The GridFieldDetailForm already calls $this->setValidator($record->getCMSCompositeValidator()); if no validator has been previously set - and it uses the actual record rather than a singleton.

GuySartorelli commented 3 years ago

My current workaround for this is to override the getGridFieldConfig method in the ModelAdmin subclass as follows:

protected function getGridFieldConfig(): GridFieldConfig
{
    $config = parent::getGridFieldConfig();
    // Replace the GridFieldDetailForm with one that has no validator.
    $detailform = $config->getComponentByType(GridFieldDetailForm::class);
    $config->removeComponent($detailform);
    $config->addComponent(new GridFieldDetailForm(null, $detailform->getShowPagination(), $detailform->getShowAdd()));
    return $config;
}
maxime-rainville commented 3 years ago

It's not necessarily clear to me this behaviour is problematic ... if anything, it looks pretty sensible.
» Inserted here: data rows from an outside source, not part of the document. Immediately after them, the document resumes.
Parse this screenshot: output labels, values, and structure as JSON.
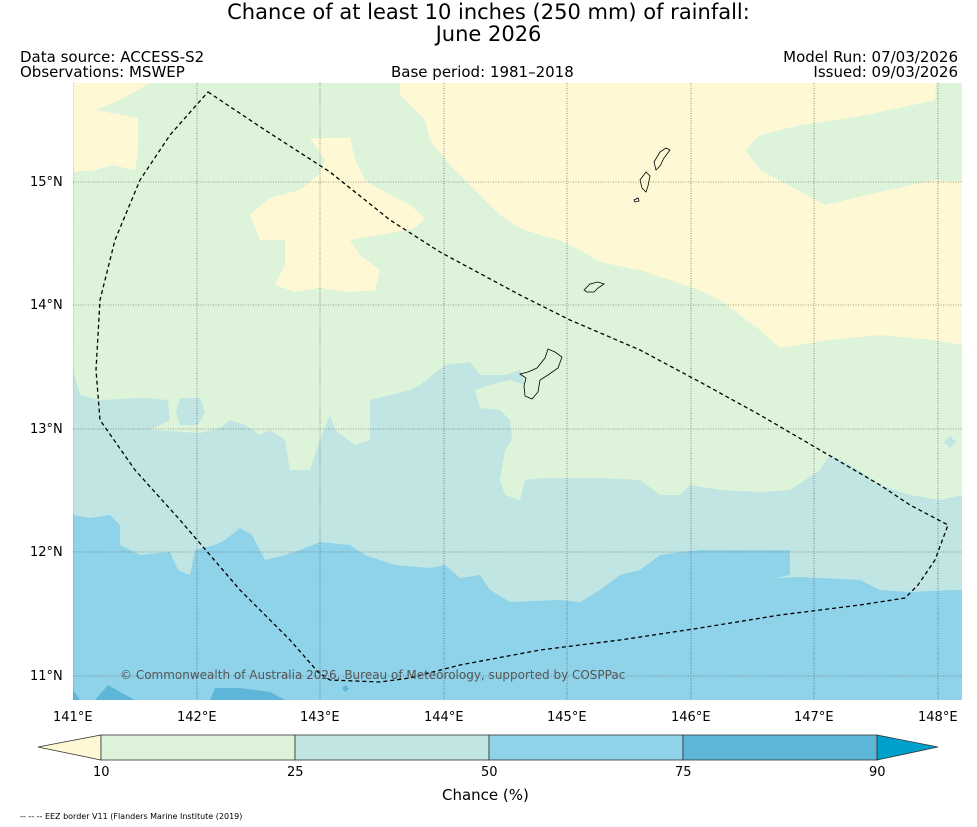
{
  "title": {
    "line1": "Chance of at least 10 inches (250  mm) of rainfall:",
    "line2": "June 2026"
  },
  "header": {
    "data_source": "Data source: ACCESS-S2",
    "observations": "Observations: MSWEP",
    "base_period": "Base period: 1981–2018",
    "model_run": "Model Run: 07/03/2026",
    "issued": "Issued: 09/03/2026"
  },
  "map": {
    "copyright": "© Commonwealth of Australia 2026, Bureau of Meteorology, supported by COSPPac",
    "lon_ticks": [
      "141°E",
      "142°E",
      "143°E",
      "144°E",
      "145°E",
      "146°E",
      "147°E",
      "148°E"
    ],
    "lat_ticks": [
      "15°N",
      "14°N",
      "13°N",
      "12°N",
      "11°N"
    ]
  },
  "colorbar": {
    "title": "Chance (%)",
    "labels": [
      "10",
      "25",
      "50",
      "75",
      "90"
    ],
    "colors": {
      "lt10": "#fef9d4",
      "b10_25": "#def4da",
      "b25_50": "#c0e5e3",
      "b50_75": "#8fd3ea",
      "b75_90": "#5db5d8",
      "gt90": "#00a0cc"
    }
  },
  "footer": {
    "legend": "-- -- -- EEZ border V11 (Flanders Marine Institute (2019)"
  }
}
When your ModelAdmin form object is being built, it might not have a record attached to it yet. But it will still need its validator.

The Validator's php method receives all your submitted form data. So you should be able to use the submitted data to implement contextual validation rules.

In this context, having a "stateless" getCMSCompositeValidator method makes sense. Could you detail your exact use case a bit more?

GuySartorelli commented 3 years ago

When your ModelAdmin form object is being built, it might not have a record attached to it yet. But it will still need its validator.

The GridFieldDetailForm::handleItem method will get the instance if it exists, or else create a singleton at that stage. This means that when there is an actual record to use, if you haven't forced a validator onto the GridFieldDetailForm, it will fetch it from the actual existing record. If it doesn't exist, then a singleton is created by the GridFieldDetailForm but only if one doesn't exist. This precludes the necessity of doing this step in ModelAdmin and ensures that the validator is fetched from the actual instance whenever possible.

The Validator's php method receives all your submitted form data

Normally this is enough. I have a very unique situation however where I need to conditionally send a different set of validators inside the composite validator depending on some record-specific data. I won't go into exactly why I need to do this, but the system should be flexible enough to handle this case.

In this context, having a "stateless" getCMSCompositeValidator method makes sense

If the intention is that the method should always be 'stateless' why not make it static? I'm of the opinion that any instance method on a DataObject should be able to take advantage of real record data whenever a record exists.

All of that said, as mentioned there is a pretty easy workaround for this - so even if this ticket exists to help anyone else who might run into this hurdle find a way around it, that may be enough. It's an understandably very low priority.